Lingkar perut menggambarkan lemak tubuh dan di antaranya tidak termasuk sebagian besar berat tulang
(kecuali tulang belakang) atau massa otot yang besar yang mungkin akan bervariasi dan mempengaruhi
hasil pengukuran. Ukuran lingkar perut ini berkorelasi baik dengan rasio lingkar perut dan pinggul (WHR)
baik pada laki-laki maupun perempuan serta dapat memperkirakan luasnya obesitas abdominal yang
tampaknya sudah mendekati deposisi lemak abdominal bagian viseral. Lingkar perut juga berkorelasi
baik dengan IMT (laki-laki dan perempuan: r = 0,89, P < 0,001).

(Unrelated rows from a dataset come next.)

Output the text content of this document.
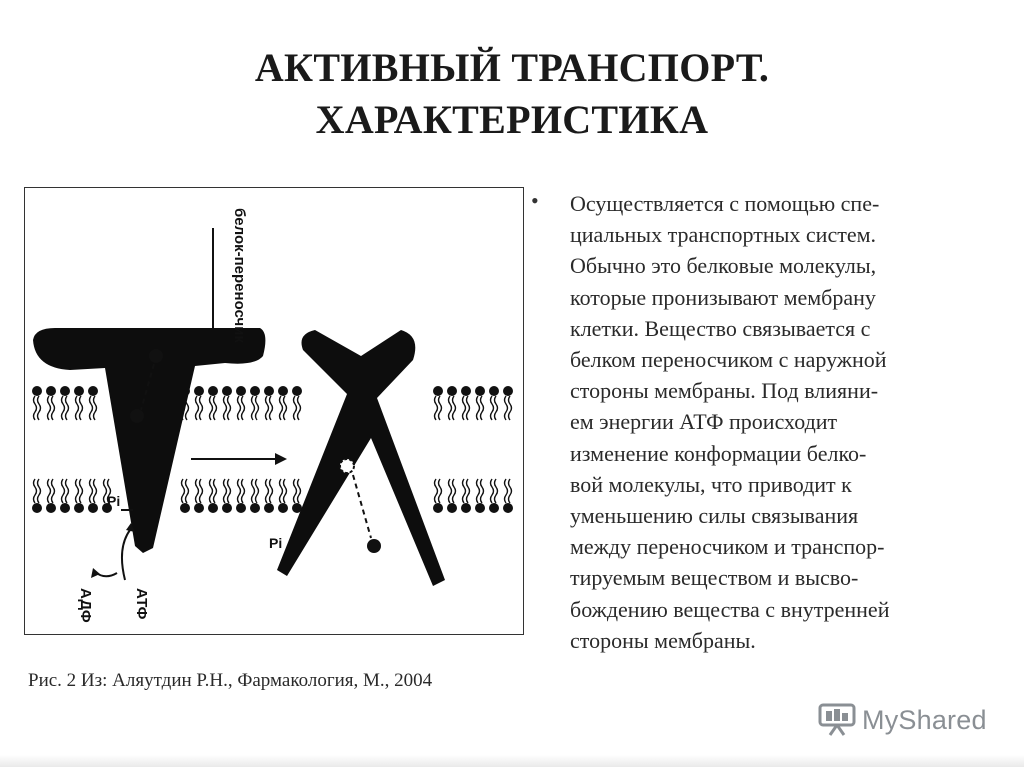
АКТИВНЫЙ ТРАНСПОРТ.
ХАРАКТЕРИСТИКА
Pi
АТФ
АДФ
белок-переносчик
Pi
Рис. 2 Из: Аляутдин Р.Н., Фармакология, М., 2004
• Осуществляется с помощью спе-
циальных транспортных систем.
Обычно это белковые молекулы,
которые пронизывают мембрану
клетки. Вещество связывается с
белком переносчиком с наружной
стороны мембраны. Под влияни-
ем энергии АТФ происходит
изменение конформации белко-
вой молекулы, что приводит к
уменьшению силы связывания
между переносчиком и транспор-
тируемым веществом и высво-
бождению вещества с внутренней
стороны мембраны.
MyShared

Pada tahun 1995 penelitian di Belanda mendapatkan bahwa lingkar perut > 102 cm pada laki-laki dan >
88 cm pada perempuan, berhubungan dengan peningkatan substansial risiko obesitas dan komplikasi
metabolik. Sedangkan Asia Pasifik memakai ukuran lingkar pinggang laki-laki: 90 cm dan perempuan 80
cm sebagai batasan.

Walaupun IMT < 25 kg/m2, obesitas sentral dapat saja terjadi, sehingga penyesuaian IMT pada keadaan
obesitas sentral perlu diperhatikan, terutama bila IMT di antara 22-29 kg/m2. Lingkar perut dikatakan
mempunyai korelasi yang tinggi dengan jumlah lemak intra abdominal dan lemak total dan telah
digunakan baik secara mandiri atau bersamasama tebal kulit subkutan untuk mengembangkan suatu
korelasi regresi untuk mengoreksi massa lemak intra abdominal. Ekuasi ini telah divalidasi dalam sebuah
penelitian yang besar jumlahnya di negeri Belanda. Ekuasi dengan menggunakan lingkar perut saja
disesuaikan untuk umur, menunjukkan prediksi lemak tubuh yang baik pada spesimen subyek orang
Belanda (r2=78%) dengan kesalahan yang sama dalam prediksi seperti penelitian lainnya.

Hubungan Obesitas Sentral dengan Resistensi Insulin dan Dislipidemia

Resistensi insulin pada obesitas sentral diduga merupakan penyebab sindrom metabolik. Insulin
mempunyai peran penting karena berpengaruh baik pada penyimpanan lemak maupun sintesis lemak
dalam jaringan adiposa. Resistensi insulin dapat menyebabkan terganggunya proses penyimpanan lemak
maupun sintesis lemak.

Hubungan sebab-akibat (kausatif) antara resistensi insulin dan penyakit jantung koroner dan stroke
dapat diterangkan dengan adanya efek anabolik insulin. Insulin merangsang lipogenesis pada jaringan
arterial dan jaringan adiposa melalui peningkatan produksi acetyl-CoA, meningkatkan asupan trigliserida
dan glukosa. Dislipidemia yang ditandai dengan peningkatan konsentrasi trigliserida dan penurunan
kolesterol HDL merupakan akibat dari pengaruh insulin terhadap Cholesterol Ester Transfer Protein
(CETP) yang memperlancar transfer Cholesteryl Ester (CE) dari HDL ke VLDL (trigliserida) dan
mengakibatkan terjadinya katabolisme dan apoA, komponen protein HDL. Resistensi insulin dapat
disebabkan oleh faktor genetik dan lingkungan. Jenis kelamin mempengaruhi sensitivitas insulin dan otot
rangka laki-laki lebih resisten dibandingkan perempuan.